Akıncı Üssü’nden kurtarıldıktan sonra Abidin Ünal ve Mehmet Şanver aynı araçta, Yaşar Güler ve Akın Öztürk de bir başka araçla Hava Kuvvetleri Komutanlığı Karargâhı’na gelir. Ünal ve Öztürk içeri girerken Şanver, Güler’i askeri teamüllere uygun bir şekilde uğurlar. Uğurlama sırasında Yaşar Güler, “Bunların hesabını soracağız değil mi Şanver?” der. Şanver de, “Elbette komutanım, yaptıklarının burunlarından getireceğiz.” cevabını verir.

Karargâhtaki kısa bir toplantıdan sonra Şanver ve 5 general, görevlerine dönmek üzere Etimesgut’tan Sabiha Gökçen Havaalanı’na uçar. Burada gözaltı kapsamında ifadeleri alınmak üzere savcılığa davet edilirler. Şanver bu gelişmeyi hem Abidin Ünal’a hem de dönemin Emniyet Genel Müdürü Celalettin Lekesiz’e bildirir. Ancak ikisinden de ses çıkmaz. Bir süre sonra Şanver bırakılır. Gitmek üzere beklerken Abidin Ünal arar, Adalet Bakanı ile bizzat görüştüğünü söyler. Şanver teşekkür ederken zaten bırakıldığını, ancak diğerlerinin gözaltı sürecinin devam ettiğini belirtir.

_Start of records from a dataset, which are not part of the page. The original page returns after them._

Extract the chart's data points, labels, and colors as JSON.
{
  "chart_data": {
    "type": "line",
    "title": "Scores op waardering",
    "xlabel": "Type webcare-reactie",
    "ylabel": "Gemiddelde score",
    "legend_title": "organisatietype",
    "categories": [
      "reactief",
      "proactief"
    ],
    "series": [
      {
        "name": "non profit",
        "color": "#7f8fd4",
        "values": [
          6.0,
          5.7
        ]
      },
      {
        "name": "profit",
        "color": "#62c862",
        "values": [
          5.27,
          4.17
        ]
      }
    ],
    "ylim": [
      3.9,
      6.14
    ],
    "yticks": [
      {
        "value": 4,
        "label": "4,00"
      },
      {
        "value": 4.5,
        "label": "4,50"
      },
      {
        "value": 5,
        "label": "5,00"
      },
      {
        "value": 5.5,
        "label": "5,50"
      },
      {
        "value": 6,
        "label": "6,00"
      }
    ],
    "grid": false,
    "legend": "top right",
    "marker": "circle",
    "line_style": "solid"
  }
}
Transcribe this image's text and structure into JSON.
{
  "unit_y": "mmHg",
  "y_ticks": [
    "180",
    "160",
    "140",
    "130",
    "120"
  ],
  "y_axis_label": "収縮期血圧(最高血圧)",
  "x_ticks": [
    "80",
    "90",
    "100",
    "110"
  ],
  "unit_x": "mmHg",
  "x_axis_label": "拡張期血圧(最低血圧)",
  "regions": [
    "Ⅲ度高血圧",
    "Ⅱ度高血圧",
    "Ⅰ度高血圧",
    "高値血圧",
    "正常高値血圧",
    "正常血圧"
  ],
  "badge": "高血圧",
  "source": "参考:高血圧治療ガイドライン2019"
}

İstanbul’dan Eskişehir’e gidip çalışmalara başlayan Şanver hakkında 20 Temmuz’da, “Tutuklandı, gözaltında” şeklinde haberler çıkar, televizyonlardan alt yazılar geçer. Şanver, “Bunlar neyin nesidir? Maksadı ve kaynağı ne olabilir?” sorularıyla Hava Kuvvetleri Komutanlığı’ndan düzeltme ve tekzip yapılmasını ister; ama kendi ifadesiyle, “Karargâh’ta yaprak kıpırdamaz”. Nihayetinde Eskişehir Valisi’nin gayretleri ve kendi çabasıyla gerekli düzeltmeler yapılır.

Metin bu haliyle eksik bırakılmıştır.